Model and learning algorithm
^^^^^^^^^^^^^^^^^^^^^^^^^^^^

The steps to use the KernelBudgetedSGD trainer are the very same
one uses to build a CSvmTrainer :doxy:`CSvmTrainer`. Thus,
to build our trainer, we need a :doxy:`KernelClassifier`  and an
:doxy:`KernelBudgetedSGDTrainer`. 

Our model is given by the two components: A 
standard Gaussian/RBF kernel, which we create as usual::


		double gamma = 0.5;         // kernel bandwidth parameter
		
		GaussianRbfKernel<> kernel(gamma); // Gaussian kernel
		

and a kernel classifier::


		KernelClassifier<RealVector> kernelClassifier; // (affine) linear function in kernel-induced feature space
		

Then, training the machine is simply performed by calling::


		double C = 1.0;          // regularization parameter
		bool bias = false;           // use bias/offset parameter
		size_t budgetSize = 16;     // our model shall contain at most 16 vectors
		size_t epochs = 5;      // we want to run 5 epochs
		
		HingeLoss hingeLoss; // define the loss we want to use while training
		// as the budget maintenance strategy we choose the merge strategy
		MergeBudgetMaintenanceStrategy<RealVector> *strategy = new MergeBudgetMaintenanceStrategy<RealVector>();
		KernelBudgetedSGDTrainer<RealVector> kernelBudgetedSGDtrainer(&kernel, &hingeLoss, C, bias, false, budgetSize, strategy);        // create the trainer
		kernelBudgetedSGDtrainer.setEpochs(epochs);      // set the epochs number
		

As in the :doxy:`CSvmTrainer`, the parameter  ``C`` denotes the 
regularization parameter (the SVM uses the 1-norm
penalty for target margin violations by default) and `bias` the inclusion of a bias term in the solver..



Evaluating the model
^^^^^^^^^^^^^^^^^^^^

To evaluate the model, we simply create a test dataset by generating
another chessboard problem.
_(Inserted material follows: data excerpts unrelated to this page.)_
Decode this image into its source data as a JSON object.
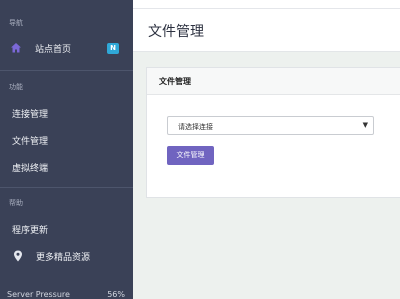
{
  "sidebar": {
    "sections": [
      {
        "label": "导航"
      },
      {
        "label": "功能"
      },
      {
        "label": "帮助"
      }
    ],
    "items": [
      {
        "label": "站点首页",
        "icon": "home-icon",
        "badge": "N",
        "active": true
      },
      {
        "label": "连接管理"
      },
      {
        "label": "文件管理"
      },
      {
        "label": "虚拟终端"
      },
      {
        "label": "程序更新"
      },
      {
        "label": "更多精品资源",
        "icon": "map-pin-icon"
      }
    ],
    "pressure": {
      "label": "Server Pressure",
      "value": "56%"
    }
  },
  "header": {
    "title": "文件管理"
  },
  "panel": {
    "title": "文件管理",
    "select": {
      "selected": "请选择连接"
    },
    "button_label": "文件管理"
  },
  "colors": {
    "sidebar_bg": "#3a4157",
    "accent": "#7064c0",
    "badge": "#2fa8d8",
    "home_icon": "#7b68d8"
  }
}
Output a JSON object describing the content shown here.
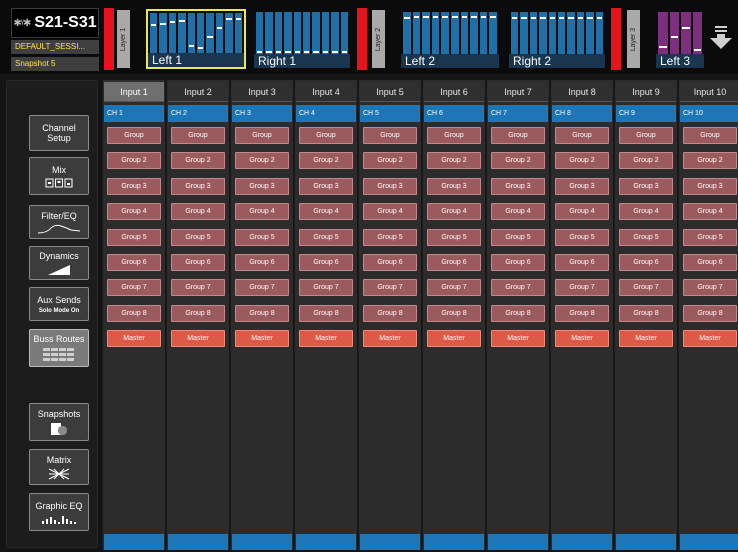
{
  "brand": {
    "logo": "✱ᵞ✱",
    "title": "S21-S31"
  },
  "session": "DEFAULT_SESSI...",
  "snapshot": "Snapshot 5",
  "layers": [
    {
      "label": "Layer 1"
    },
    {
      "label": "Layer 2"
    },
    {
      "label": "Layer 3"
    }
  ],
  "banks": [
    {
      "label": "Left 1",
      "selected": true,
      "levels": [
        0.72,
        0.76,
        0.8,
        0.82,
        0.2,
        0.15,
        0.42,
        0.65,
        0.88,
        0.88
      ]
    },
    {
      "label": "Right 1",
      "selected": false,
      "levels": [
        0.06,
        0.06,
        0.06,
        0.06,
        0.06,
        0.06,
        0.06,
        0.06,
        0.06,
        0.06
      ]
    },
    {
      "label": "Left 2",
      "selected": false,
      "levels": [
        0.88,
        0.9,
        0.9,
        0.9,
        0.9,
        0.9,
        0.9,
        0.9,
        0.9,
        0.9
      ]
    },
    {
      "label": "Right 2",
      "selected": false,
      "levels": [
        0.88,
        0.88,
        0.88,
        0.88,
        0.88,
        0.88,
        0.88,
        0.88,
        0.88,
        0.88
      ]
    },
    {
      "label": "Left 3",
      "selected": false,
      "levels": [
        0.2,
        0.42,
        0.65,
        0.12
      ]
    }
  ],
  "sidebar": [
    {
      "label": "Channel Setup",
      "sub": "",
      "icon": "none"
    },
    {
      "label": "Mix",
      "sub": "",
      "icon": "mix-icon"
    },
    {
      "label": "Filter/EQ",
      "sub": "",
      "icon": "eq-curve-icon"
    },
    {
      "label": "Dynamics",
      "sub": "",
      "icon": "dynamics-icon"
    },
    {
      "label": "Aux Sends",
      "sub": "Solo Mode On",
      "icon": "none"
    },
    {
      "label": "Buss Routes",
      "sub": "",
      "icon": "grid-icon",
      "active": true
    },
    {
      "label": "Snapshots",
      "sub": "",
      "icon": "snapshot-icon"
    },
    {
      "label": "Matrix",
      "sub": "",
      "icon": "matrix-icon"
    },
    {
      "label": "Graphic EQ",
      "sub": "",
      "icon": "graphic-eq-icon"
    }
  ],
  "channels": [
    {
      "input": "Input 1",
      "ch": "CH 1"
    },
    {
      "input": "Input 2",
      "ch": "CH 2"
    },
    {
      "input": "Input 3",
      "ch": "CH 3"
    },
    {
      "input": "Input 4",
      "ch": "CH 4"
    },
    {
      "input": "Input 5",
      "ch": "CH 5"
    },
    {
      "input": "Input 6",
      "ch": "CH 6"
    },
    {
      "input": "Input 7",
      "ch": "CH 7"
    },
    {
      "input": "Input 8",
      "ch": "CH 8"
    },
    {
      "input": "Input 9",
      "ch": "CH 9"
    },
    {
      "input": "Input 10",
      "ch": "CH 10"
    }
  ],
  "routes": [
    "Group",
    "Group 2",
    "Group 3",
    "Group 4",
    "Group 5",
    "Group 6",
    "Group 7",
    "Group 8"
  ],
  "master": "Master",
  "colors": {
    "channel_blue": "#1d76b7",
    "route": "#9b5a5d",
    "master": "#dd5a48",
    "layer_red": "#e3141b",
    "status_yellow": "#ffe63d"
  }
}
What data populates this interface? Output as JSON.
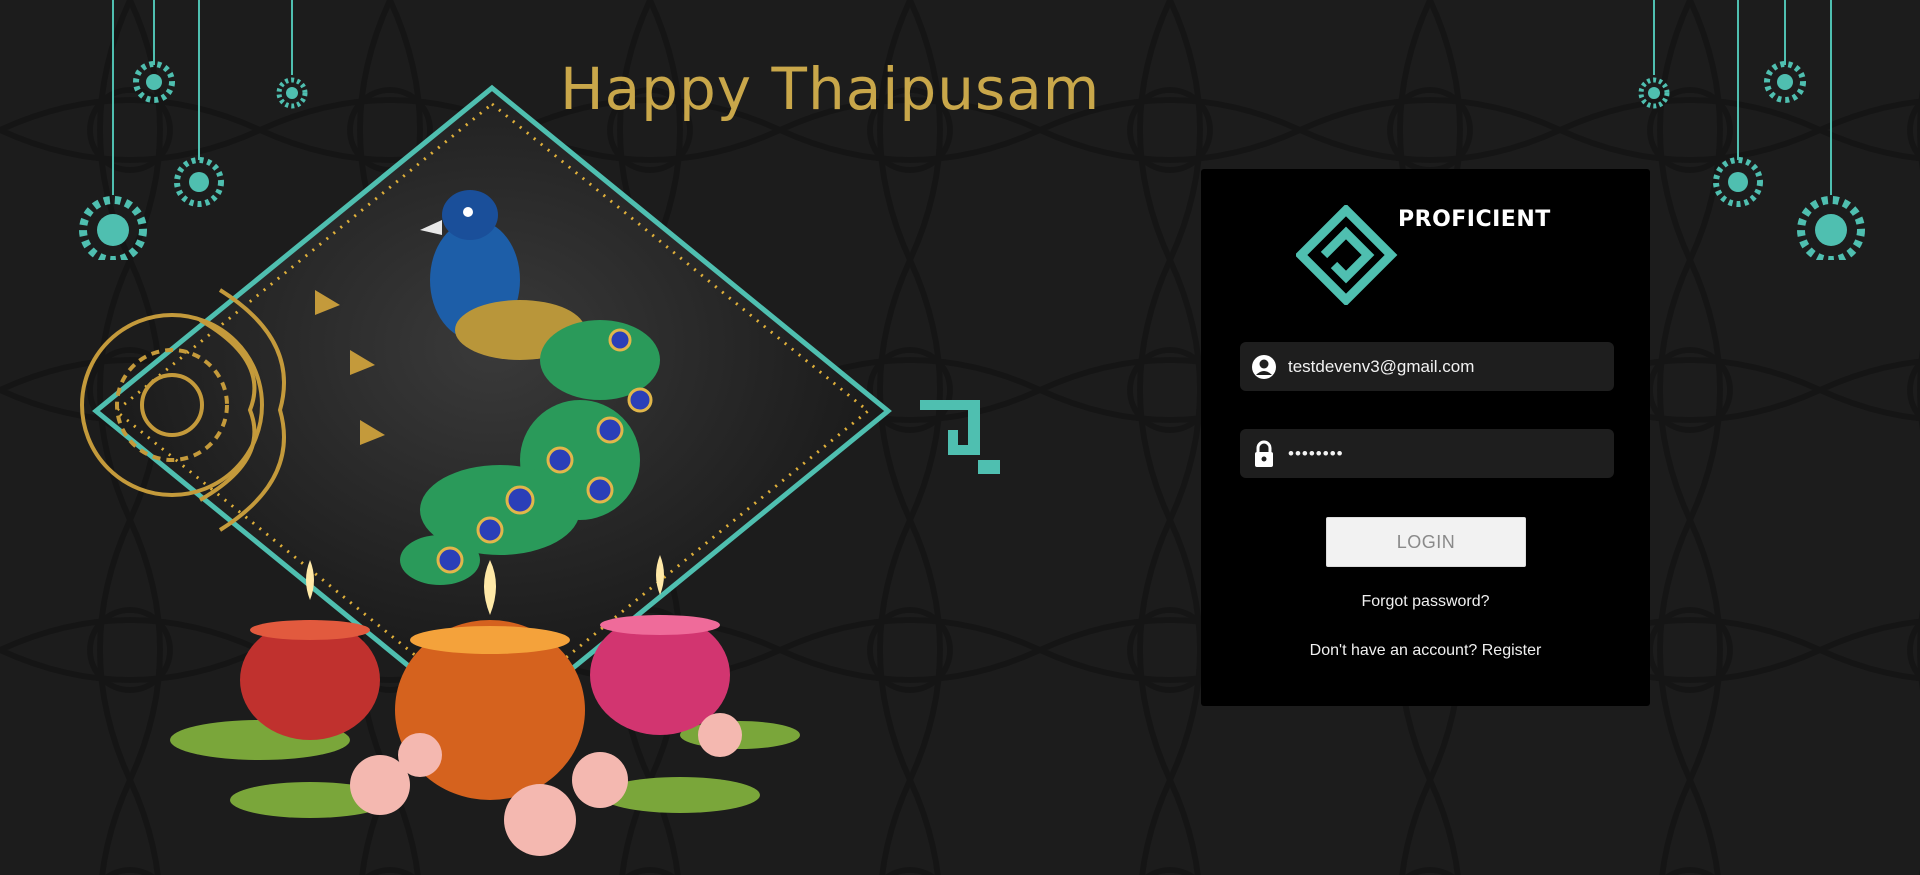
{
  "banner": {
    "title": "Happy Thaipusam"
  },
  "brand": {
    "name": "PROFICIENT",
    "logo_icon": "proficient-logo-icon"
  },
  "login_form": {
    "email": {
      "value": "testdevenv3@gmail.com",
      "icon": "user-circle-icon"
    },
    "password": {
      "value": "••••••••",
      "icon": "lock-icon"
    },
    "login_button": "LOGIN",
    "forgot_password": "Forgot password?",
    "no_account_text": "Don't have an account?",
    "register_link": "Register"
  },
  "colors": {
    "background": "#1c1c1c",
    "card": "#000000",
    "title_gold": "#c9a74a",
    "teal_accent": "#4fbfb0",
    "field_bg": "#1e1e1e",
    "button_bg": "#f2f2f2"
  }
}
We can evaluate our trained model 
on the test data set as well as the train dataset (the latter one just to
get a feeling how good the training went and to see overfitting problems).
We consider the standard 0-1 loss as performance measure. The code
then reads::


		ZeroOneLoss<unsigned int> loss; // 0-1 loss
		Data<unsigned int> output = kernelClassifier(trainingData.inputs()); // evaluate on training set
		double train_error = loss.eval(trainingData.labels(), output);
		cout << "training error:\t" <<  train_error << endl;
		output = kernelClassifier(testData.inputs()); // evaluate on test set
		double test_error = loss.eval(testData.labels(), output);
		cout << "test error:\t" << test_error << endl;
		


Full example program
--------------------

The full example program considered in this tutorial is :doxy:`KernelBudgetedSGDTutorial.cpp`.

References
----------

.. [WangCrammerVucetic2012] Z. Wang, K. Crammer and S. Vucetic: Breaking the curse of kernelization: Budgeted stochastic gradient descent for large-scale SVM training. The Journal of Machine Learning Research 13.1 (2012): 3103-3131.